Un autoportrait de Vincent van Gogh? Quand la certitude est arrivée avant les gros titres

Peu d’artistes suscitent autant de passion, de projections et d’inquiétude savante que Vincent van Gogh. Ses peintures paraissent intimes, confessionnelles, presque autobiographiques, ce qui rend les questions d’authenticité particulièrement sensibles. Un Van Gogh n’est jamais seulement un Van Gogh. C’est un artefact psychologique, une relique du génie et un point de catalyseur de débats. Nulle part cela n’a été plus évident que dans la controverse de longue date entourant un Autoportrait conservé au Musée national de Norvège à Oslo.

En 2019, Art Recognition a été sollicité par l’un des principaux spécialistes de Van Gogh afin de réaliser une analyse par intelligence artificielle sur un groupe d’œuvres attribuées à Vincent van Gogh. Parmi elles figurait l’ Autoportraitd’Oslo, un tableau qui, depuis des années, troublait discrètement les spécialistes. Au moment de l’analyse, nous ignorions que des recherches parallèles sur l’authenticité du tableau étaient déjà en cours. Celles-ci allaient bientôt aboutir à une annonce publique majeure du musée Van Gogh au début de l’année 2020, provoquant une large couverture médiatique internationale et relançant le débat sur la manière dont la certitude s’établit en histoire de l’art.

Avant de pouvoir tirer la moindre conclusion, l’IA a d’abord dû « apprendre » Van Gogh. Ce processus n’a été ni rapide ni superficiel. Le système a été entraîné sur des centaines d’images de haute qualité issues du Catalogue raisonné de De la Faille, couvrant l’ensemble de la carrière de l’artiste. Afin d’affiner sa capacité de discrimination, l’ensemble de données comprenait également des exemples négatifs: des faux avérés, des imitations ainsi que des œuvres de suiveurs et de contemporains. Parmi celles-ci figuraient des peintures liées au tristement célèbre Otto Wacker, dont les falsifications avaient autrefois trompé d’importants collectionneurs et institutions. Il en a résulté l’un des modèles d’IA les plus densément entraînés et statistiquement les plus robustes jamais développés par Art Recognition, renforcé par la quantité et la qualité exceptionnelles des œuvres conservées de Van Gogh.

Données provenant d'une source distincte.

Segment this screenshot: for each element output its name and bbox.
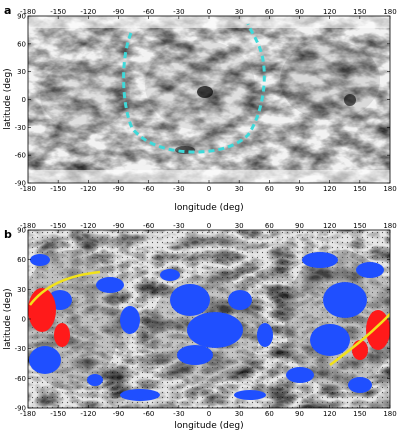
x-tick-label-top: 30	[235, 222, 244, 230]
x-tick-label-bottom: -90	[113, 410, 124, 418]
x-tick-label-bottom: -60	[143, 185, 154, 193]
y-tick-label: -30	[15, 345, 26, 353]
x-tick-label-top: 90	[295, 8, 304, 16]
x-tick-label-bottom: 60	[265, 410, 274, 418]
y-tick-label: 30	[17, 286, 26, 294]
x-tick-label-top: 60	[265, 8, 274, 16]
basin-outline	[122, 23, 266, 154]
x-tick-label-bottom: -90	[113, 185, 124, 193]
panel-a-map	[28, 16, 390, 183]
x-tick-label-bottom: 90	[295, 410, 304, 418]
y-tick-label: 90	[17, 13, 26, 21]
panel-b-label: b	[4, 228, 12, 241]
x-tick-label-bottom: 60	[265, 185, 274, 193]
x-tick-label-top: 180	[383, 222, 396, 230]
x-tick-label-top: 120	[323, 222, 336, 230]
y-tick-label: 0	[22, 96, 26, 104]
x-tick-label-top: -30	[173, 8, 184, 16]
x-tick-label-top: -150	[50, 222, 66, 230]
x-tick-label-top: -120	[80, 222, 96, 230]
x-tick-label-bottom: 120	[323, 410, 336, 418]
x-tick-label-bottom: -60	[143, 410, 154, 418]
x-tick-label-top: 150	[353, 222, 366, 230]
x-tick-label-top: -180	[20, 222, 36, 230]
x-tick-label-bottom: 180	[383, 410, 396, 418]
y-tick-label: 60	[17, 40, 26, 48]
x-tick-label-top: -60	[143, 222, 154, 230]
y-tick-label: -30	[15, 124, 26, 132]
blue-point-cloud	[29, 252, 384, 401]
x-tick-label-top: -60	[143, 8, 154, 16]
x-tick-label-top: -30	[173, 222, 184, 230]
panel-b-ylabel: latitude (deg)	[3, 288, 13, 349]
panel-b-xlabel: longitude (deg)	[174, 421, 243, 431]
x-tick-label-top: -90	[113, 8, 124, 16]
panel-b-axes: -180 -180 -150 -150 -120 -120 -90 -90 -60 -60 -30 -…	[15, 222, 397, 418]
x-tick-label-bottom: -150	[50, 410, 66, 418]
x-tick-label-bottom: 30	[235, 410, 244, 418]
y-tick-label: 60	[17, 256, 26, 264]
y-tick-label: -60	[15, 375, 26, 383]
x-tick-label-bottom: 150	[353, 410, 366, 418]
x-tick-label-bottom: -120	[80, 410, 96, 418]
y-tick-label: -90	[15, 180, 26, 188]
x-tick-label-top: 120	[323, 8, 336, 16]
y-tick-label: -90	[15, 405, 26, 413]
x-tick-label-top: -180	[20, 8, 36, 16]
x-tick-label-top: 150	[353, 8, 366, 16]
y-tick-label: -60	[15, 152, 26, 160]
x-tick-label-top: -90	[113, 222, 124, 230]
x-tick-label-bottom: 30	[235, 185, 244, 193]
yellow-arc-east	[329, 312, 390, 366]
x-tick-label-bottom: -120	[80, 185, 96, 193]
x-tick-label-bottom: 90	[295, 185, 304, 193]
panel-a-xlabel: longitude (deg)	[174, 203, 243, 213]
x-tick-label-bottom: -30	[173, 185, 184, 193]
panel-a-label: a	[4, 4, 11, 17]
panel-a-ylabel: latitude (deg)	[3, 68, 13, 129]
x-tick-label-bottom: -150	[50, 185, 66, 193]
x-tick-label-bottom: 120	[323, 185, 336, 193]
x-tick-label-bottom: 0	[207, 410, 211, 418]
x-tick-label-top: 0	[207, 8, 211, 16]
y-tick-label: 90	[17, 227, 26, 235]
x-tick-label-top: -150	[50, 8, 66, 16]
y-tick-label: 0	[22, 316, 26, 324]
yellow-arc-west	[29, 270, 101, 306]
x-tick-label-bottom: -180	[20, 410, 36, 418]
y-tick-label: 30	[17, 68, 26, 76]
x-tick-label-top: 30	[235, 8, 244, 16]
x-tick-label-top: 0	[207, 222, 211, 230]
x-tick-label-bottom: 180	[383, 185, 396, 193]
panel-a-axes: -180 -180 -150 -150 -120 -120 -90 -90 -60 -60 -30 -…	[15, 8, 397, 193]
x-tick-label-top: 60	[265, 222, 274, 230]
x-tick-label-bottom: 0	[207, 185, 211, 193]
x-tick-label-top: 90	[295, 222, 304, 230]
x-tick-label-bottom: -180	[20, 185, 36, 193]
panel-a: a -180 -180 -150 -150 -120 -120 -90 -90 -60 -60 -3…	[3, 4, 397, 213]
x-tick-label-bottom: -30	[173, 410, 184, 418]
x-tick-label-top: -120	[80, 8, 96, 16]
x-tick-label-bottom: 150	[353, 185, 366, 193]
panel-b-map	[28, 230, 390, 408]
panel-b: b	[3, 222, 397, 431]
x-tick-label-top: 180	[383, 8, 396, 16]
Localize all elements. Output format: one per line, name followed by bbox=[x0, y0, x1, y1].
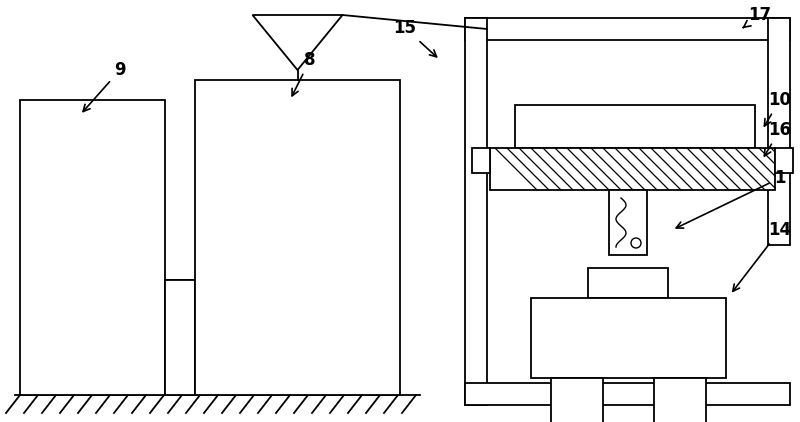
Text: 9: 9 bbox=[83, 61, 126, 111]
Bar bbox=[775, 148, 793, 173]
Bar bbox=[515, 105, 755, 148]
Text: 1: 1 bbox=[676, 169, 786, 228]
Text: 16: 16 bbox=[764, 121, 791, 156]
Bar bbox=[551, 378, 603, 422]
Text: 10: 10 bbox=[764, 91, 791, 126]
Text: 8: 8 bbox=[292, 51, 316, 96]
Bar bbox=[20, 100, 165, 395]
Bar bbox=[465, 18, 487, 405]
Text: 14: 14 bbox=[733, 221, 791, 291]
Bar bbox=[472, 148, 490, 173]
Text: 17: 17 bbox=[743, 6, 771, 27]
Bar bbox=[768, 18, 790, 245]
Bar bbox=[531, 298, 726, 378]
Bar bbox=[465, 18, 790, 40]
Bar bbox=[165, 280, 195, 395]
Bar bbox=[195, 80, 400, 395]
Bar bbox=[490, 148, 775, 190]
Bar bbox=[465, 383, 790, 405]
Bar bbox=[609, 190, 647, 255]
Bar bbox=[588, 268, 668, 298]
Bar bbox=[654, 378, 706, 422]
Text: 15: 15 bbox=[394, 19, 437, 57]
Polygon shape bbox=[253, 15, 342, 70]
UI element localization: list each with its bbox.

Lorsque l’ Autoportrait d’Oslo a été analysé, le résultat s’est révélé paraticulierèment concluant. L’IA a classé le tableau comme authentique avec une probabilité de 97 %. Il ne s’agissait ni d’un verdict isolé ni d’un résultat empreint d’ambiguïté. Il demeure à ce jour l’un des résultats les plus précis et les plus assurés jamais produits par le système. Dans un domaine habitué aux formules prudentes et aux notes de bas de page circonspectes, la clarté de ce constat s’est immédiatement distinguée.

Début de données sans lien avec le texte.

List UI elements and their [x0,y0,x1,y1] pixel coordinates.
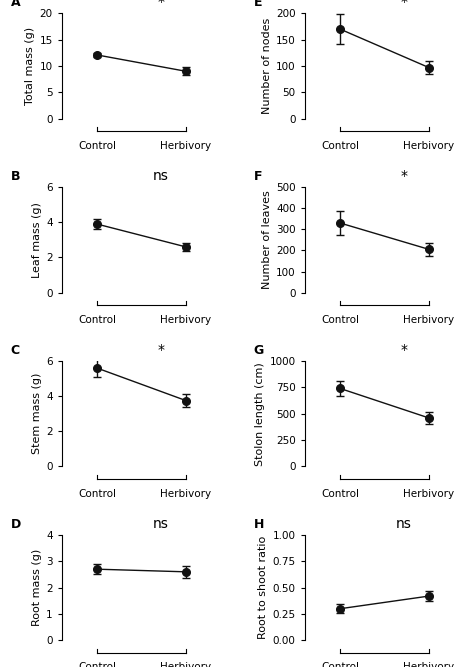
Text: Herbivory: Herbivory [403,662,455,667]
Text: Herbivory: Herbivory [403,489,455,498]
Text: ns: ns [153,169,169,183]
Y-axis label: Stem mass (g): Stem mass (g) [32,373,42,454]
Text: Control: Control [78,141,116,151]
Text: *: * [400,0,407,9]
Text: F: F [254,170,262,183]
Text: ns: ns [396,517,412,531]
Text: Herbivory: Herbivory [403,141,455,151]
Text: G: G [254,344,264,357]
Text: Control: Control [321,489,359,498]
Y-axis label: Root mass (g): Root mass (g) [32,549,42,626]
Text: Herbivory: Herbivory [403,315,455,325]
Text: *: * [400,169,407,183]
Y-axis label: Number of leaves: Number of leaves [262,191,272,289]
Y-axis label: Total mass (g): Total mass (g) [25,27,35,105]
Text: Herbivory: Herbivory [160,662,211,667]
Text: B: B [10,170,20,183]
Text: *: * [400,343,407,357]
Y-axis label: Root to shoot ratio: Root to shoot ratio [258,536,268,639]
Text: *: * [157,0,164,9]
Y-axis label: Number of nodes: Number of nodes [262,18,272,114]
Text: Herbivory: Herbivory [160,315,211,325]
Text: D: D [10,518,21,531]
Y-axis label: Stolon length (cm): Stolon length (cm) [255,362,265,466]
Text: Control: Control [321,141,359,151]
Text: C: C [10,344,19,357]
Text: ns: ns [153,517,169,531]
Text: H: H [254,518,264,531]
Text: Control: Control [78,315,116,325]
Text: Control: Control [78,662,116,667]
Text: E: E [254,0,262,9]
Y-axis label: Leaf mass (g): Leaf mass (g) [32,202,42,278]
Text: Herbivory: Herbivory [160,489,211,498]
Text: Herbivory: Herbivory [160,141,211,151]
Text: Control: Control [78,489,116,498]
Text: A: A [10,0,20,9]
Text: Control: Control [321,315,359,325]
Text: Control: Control [321,662,359,667]
Text: *: * [157,343,164,357]
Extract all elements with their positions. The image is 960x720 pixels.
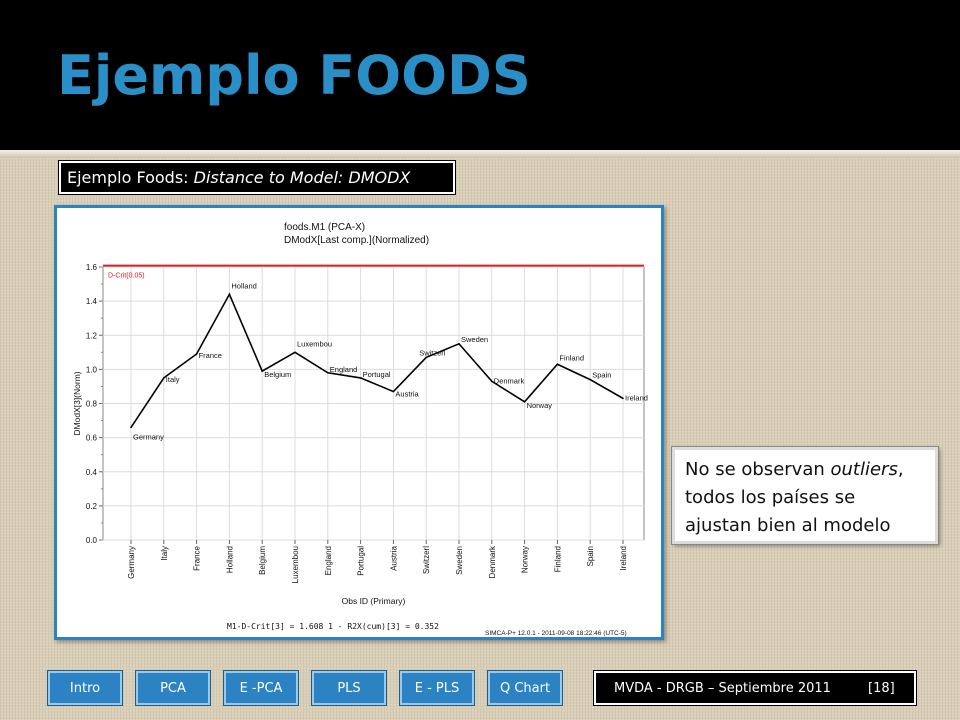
data-point [458, 342, 460, 345]
note-italic: outliers [830, 459, 898, 480]
point-label: Denmark [494, 376, 525, 385]
x-tick-label: France [193, 545, 202, 570]
point-label: Italy [166, 375, 180, 384]
chart-frame: foods.M1 (PCA-X) DModX[Last comp.](Normal… [54, 205, 664, 640]
data-point [589, 378, 591, 381]
note-box: No se observan outliers, todos los paíse… [672, 447, 938, 544]
data-point [228, 293, 231, 296]
note-post: , todos los países se ajustan bien al mo… [685, 459, 904, 536]
y-tick-label: 1.4 [86, 297, 98, 306]
chart-footer-left: M1-D-Crit[3] = 1.608 1 - R2X(cum)[3] = 0… [227, 622, 439, 631]
subtitle-box: Ejemplo Foods: Distance to Model: DMODX [58, 160, 456, 195]
y-axis-label: DModX[3](Norm) [72, 371, 82, 435]
data-point [130, 426, 132, 429]
chart-footer-right: SIMCA-P+ 12.0.1 - 2011-09-08 18:22:46 (U… [485, 630, 627, 637]
point-label: Sweden [461, 335, 488, 344]
point-label: Finland [559, 353, 584, 362]
point-label: Portugal [363, 370, 391, 379]
data-point [195, 353, 198, 355]
nav-button-q-chart[interactable]: Q Chart [488, 671, 562, 705]
point-label: Germany [133, 432, 164, 441]
data-point [327, 371, 329, 374]
data-point [392, 390, 395, 393]
data-point [556, 363, 559, 366]
footer-text: MVDA - DRGB – Septiembre 2011 [614, 680, 831, 696]
y-tick-label: 0.4 [86, 468, 98, 477]
x-tick-label: Denmark [488, 545, 497, 578]
subtitle-italic: Distance to Model: DMODX [193, 168, 411, 187]
point-label: France [199, 351, 222, 360]
point-label: Belgium [264, 370, 291, 379]
y-tick-label: 1.6 [86, 263, 98, 272]
data-point [359, 377, 362, 379]
page-number: [18] [868, 680, 895, 696]
x-tick-label: Holland [225, 546, 234, 573]
x-tick-label: Switzerl [422, 546, 431, 574]
y-tick-label: 0.2 [86, 502, 98, 511]
nav-button-intro[interactable]: Intro [48, 671, 122, 705]
y-tick-label: 1.2 [86, 331, 98, 340]
data-point [425, 356, 428, 359]
point-label: Luxembou [297, 339, 332, 348]
chart-title: foods.M1 (PCA-X) [284, 222, 365, 233]
x-tick-label: Luxembou [291, 546, 300, 583]
y-tick-label: 1.0 [86, 365, 98, 374]
x-tick-label: Germany [127, 546, 136, 579]
point-label: Switzerl [419, 348, 446, 357]
chart-subtitle: DModX[Last comp.](Normalized) [284, 235, 429, 246]
note-pre: No se observan [685, 459, 831, 480]
title-bar: Ejemplo FOODS [0, 0, 960, 150]
x-tick-label: Ireland [619, 546, 628, 570]
x-tick-label: Austria [389, 545, 398, 570]
y-tick-label: 0.0 [86, 536, 98, 545]
x-axis-label: Obs ID (Primary) [342, 596, 406, 606]
x-tick-label: Spain [586, 546, 595, 566]
data-point [622, 397, 624, 400]
subtitle-plain: Ejemplo Foods [67, 168, 184, 187]
point-label: England [330, 365, 358, 374]
x-tick-label: England [324, 546, 333, 575]
x-tick-label: Portugal [357, 546, 366, 576]
y-tick-label: 0.8 [86, 400, 98, 409]
x-tick-label: Norway [521, 546, 530, 573]
y-tick-label: 0.6 [86, 434, 98, 443]
nav-button-pls[interactable]: PLS [312, 671, 386, 705]
subtitle-separator: : [183, 168, 194, 187]
nav-button-e-pls[interactable]: E - PLS [400, 671, 474, 705]
point-label: Austria [395, 390, 419, 399]
data-point [294, 351, 296, 354]
dmodx-chart: foods.M1 (PCA-X) DModX[Last comp.](Normal… [72, 222, 648, 637]
x-tick-label: Sweden [455, 546, 464, 575]
point-label: Spain [592, 371, 611, 380]
data-point [523, 400, 526, 403]
nav-button-pca[interactable]: PCA [136, 671, 210, 705]
title-divider [0, 150, 960, 158]
series-line [130, 292, 624, 428]
point-label: Ireland [625, 393, 648, 402]
footer-box: MVDA - DRGB – Septiembre 2011 [18] [593, 670, 917, 706]
data-point [491, 380, 493, 383]
x-tick-label: Belgium [258, 546, 267, 575]
point-label: Holland [231, 281, 256, 290]
nav-button-e-pca[interactable]: E -PCA [224, 671, 298, 705]
x-tick-label: Italy [160, 546, 169, 561]
data-point [163, 377, 165, 379]
crit-label: D-Crit(0.05) [108, 273, 145, 280]
slide-title: Ejemplo FOODS [57, 44, 531, 107]
x-tick-label: Finland [553, 546, 562, 572]
data-point [261, 370, 263, 372]
point-label: Norway [527, 401, 553, 410]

Quelques semaines plus tard seulement, le musée Van Gogh a rendu publics les résultats de ses propres recherches approfondies, confirmant l’authenticité du tableau. La concordance entre les conclusions du musée et l’analyse par IA était frappante. Avec le recul, il y a une certaine ironie à constater que le résultat de l’IA est resté inédit à l’époque. S’il avait été publié plus tôt, il aurait précédé l’une des annonces d’attribution les plus médiatisées de la décennie. Quoi qu’il en soit, la convergence entre une recherche humaine indépendante et une analyse automatisée a offert quelque chose de plus précieux que la nouveauté: une confirmation croisée.

Ce cas illustre le rôle que l’IA peut jouer lorsqu’elle est employée à son meilleur niveau. Elle ne remplace ni les conservateurs, ni les restaurateurs, ni les connaisseurs. Elle arrive plus tôt, discrètement, et sans pression institutionnelle. Lorsque ses conclusions s’accordent ensuite avec celles de la recherche traditionnelle, il ne s’agit pas de redondance, mais de renforcement. Dans le cas de l’ Autoportraitd’Oslo de Van Gogh, l’IA n’a pas couru après les gros titres. Elle est simplement arrivée la première.